Llama la atención uno en especial, conocido en agosto de 2019. Apareció firmado por la banda ‘Héroes de la Sierra’, pero en realidad fue obra de ‘Los Pachenca’ –como también se le conoce a las ACSN–, aseguraron fuentes de la Fiscalía y la Policía.

El anónimo advierte a empresas portuarias en Santa Marta y sus trabajadores que quien fuese cómplice de López corría el riesgo de morir asesinado: “Tenemos plenamente identificados a los que camellan en la sociedad portuaria con todos estos delincuentes, ladrones, extorsionistas que se creen dueños del puerto (…). Quien saque un solo gramo de cocaína por ahí de parte de estas lacras, será no solamente objetivo, sino dado de baja en el menor tiempo posible”.

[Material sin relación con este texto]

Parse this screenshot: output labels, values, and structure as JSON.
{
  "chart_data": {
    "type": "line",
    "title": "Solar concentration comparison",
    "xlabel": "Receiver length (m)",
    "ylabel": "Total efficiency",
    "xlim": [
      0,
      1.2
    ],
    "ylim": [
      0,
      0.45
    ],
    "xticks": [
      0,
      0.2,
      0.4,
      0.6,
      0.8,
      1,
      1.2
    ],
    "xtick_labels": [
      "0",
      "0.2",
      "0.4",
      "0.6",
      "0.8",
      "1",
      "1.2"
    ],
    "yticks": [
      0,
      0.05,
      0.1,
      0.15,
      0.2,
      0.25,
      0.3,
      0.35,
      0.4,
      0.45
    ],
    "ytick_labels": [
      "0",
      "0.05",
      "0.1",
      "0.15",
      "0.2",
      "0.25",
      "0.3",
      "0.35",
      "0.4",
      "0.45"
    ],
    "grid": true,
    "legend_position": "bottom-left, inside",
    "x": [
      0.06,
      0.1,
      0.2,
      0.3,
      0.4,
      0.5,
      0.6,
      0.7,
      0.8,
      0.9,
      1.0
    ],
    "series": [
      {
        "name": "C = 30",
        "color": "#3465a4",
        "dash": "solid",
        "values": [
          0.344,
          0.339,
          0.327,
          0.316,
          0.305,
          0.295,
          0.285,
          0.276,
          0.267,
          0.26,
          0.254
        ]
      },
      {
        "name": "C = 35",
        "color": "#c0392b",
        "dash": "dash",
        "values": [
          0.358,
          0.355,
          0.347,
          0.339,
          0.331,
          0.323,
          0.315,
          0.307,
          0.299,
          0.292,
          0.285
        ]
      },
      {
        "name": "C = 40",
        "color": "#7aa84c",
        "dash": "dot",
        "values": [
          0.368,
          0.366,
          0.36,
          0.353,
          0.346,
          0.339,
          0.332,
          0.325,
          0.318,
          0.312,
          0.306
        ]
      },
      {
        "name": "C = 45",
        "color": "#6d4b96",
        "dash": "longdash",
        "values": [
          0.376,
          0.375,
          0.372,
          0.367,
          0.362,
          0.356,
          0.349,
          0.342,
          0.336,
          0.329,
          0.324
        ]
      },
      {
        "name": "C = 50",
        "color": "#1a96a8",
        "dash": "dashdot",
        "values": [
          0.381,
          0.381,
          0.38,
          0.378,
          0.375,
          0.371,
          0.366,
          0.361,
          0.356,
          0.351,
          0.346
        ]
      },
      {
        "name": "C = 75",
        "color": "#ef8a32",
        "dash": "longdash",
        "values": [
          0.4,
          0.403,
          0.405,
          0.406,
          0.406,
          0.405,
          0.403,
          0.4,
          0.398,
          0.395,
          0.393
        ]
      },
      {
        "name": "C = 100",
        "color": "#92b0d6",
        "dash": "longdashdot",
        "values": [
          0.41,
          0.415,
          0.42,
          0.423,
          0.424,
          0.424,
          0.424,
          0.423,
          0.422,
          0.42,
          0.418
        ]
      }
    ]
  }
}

El panfleto concluye señalando a ‘La Silla’ de delatar a otros narcos para mantener control del tráfico de estupefacientes desde el sector portuario de esa capital. “Elkin Javier López Torres, no se las ande dando de empresario en Valledupar (…), de la cara como el delincuente que es; mandas a dar información de que fue otro y lo mismo cuando alguien saca droga por (el) puerto que no es suya. Tirándoselas de buen ciudadano, da aviso a las autoridades para quedar bien con la justicia”, indica el documento.

“Empresario” investigado

Foto: Fiscalía.

Tres periodistas de Santa Marta, quienes por seguridad pidieron reservar sus identidades, contaron a VerdadAbierta.com que antes del segundo semestre de 2019 muy poco se mencionaba a ‘La Silla’ por temor a represalias. “A no ser que alguna autoridad lo hiciera”, contó uno. Otro recordó que las prevenciones eran motivadas. “Una vez alguien llamó a la oficina donde trabajaba y dijo que no volviéramos a mencionar esos alias, si no queríamos ganarnos problemas gratis”.

‘La Silla’ tomó relevancia nacional en agosto de 2019, tras un consejo de seguridad en Valledupar al que asistió el presidente Iván Duque Márquez por el asesinato en esa ciudad del médico Alberto ‘Tico’ Aroca. Al finalizar el encuentro y sin dar nombres, Duque hizo alusión a “información de inteligencia de una estructura criminal que, sotto voce, la han llamado ‘La Silla’, (…) que puede ser la que está detrás de algunos de sus vínculos con el sicariato y posibles oficinas de cobro al servicio del microtráfico y el narcotráfico”.

Días después, López dio una rueda de prensa en su casa de Valledupar debido a que varios medios incluyeron su identidad en noticias sobre las declaraciones de Duque.

“Soy un empresario, tengo una empresa de construcción que se llama Perla del Caribe SAS, vine a Valledupar hace aproximadamente ocho años, generando empleo; una persona tranquila que vivo acá, con mis hijos y eso es lo que he hecho en la ciudad: ayudar a las personas, generar empleo”, dijo.

A raíz de preguntas que hicieron periodistas, López admitió que “en el pasado” había “tenido un par de investigaciones” por concierto para delinquir y otra por narcotráfico, sin que le hubiesen dictado sentencia condenatoria.

Por esos días se conoció la foto en la que, junto con su abogado Álex Fernández Harding, aparece en la entrada del búnker de la Fiscalía en Bogotá. “Estuvimos (también) en la ONU pidiendo protección a los derechos humanos, estuvimos en la Policía, la Defensoría, la Procuraduría, pidiendo velación por mis derechos”, aseguró López.

A los tres meses de sus declaraciones, la Policía capturó a ‘La Silla’ en la clínica La Asunción, en Barranquilla, donde había llegado por afecciones pulmonares. El 11 de septiembre, la Corte de Texas había ordenado su detención con fines de extradición. En la clínica permaneció hasta mediados del año pasado porque una tutela le concedió la detención domiciliaria, para evitar un posible contagio por covid-19, y fue trasladado a una casa del barrio El Golf, en el norte de la ciudad.

Allí, bajo custodia de policías, espera por su traslado a Estados Unidos. El trámite debe cumplirse “con las recomendaciones médicas que aconseje su caso” y garantizando “los cuidados y tratamientos necesarios, de acuerdo con los daños físicos que le impiden movilizarse y las dolencias que padece”, dispuso la Corte Suprema al avalar la extradición de ‘La Silla’.

La investigación periodística fue publicada en el Portal Verdad Abierta el 17 febrero de 2021.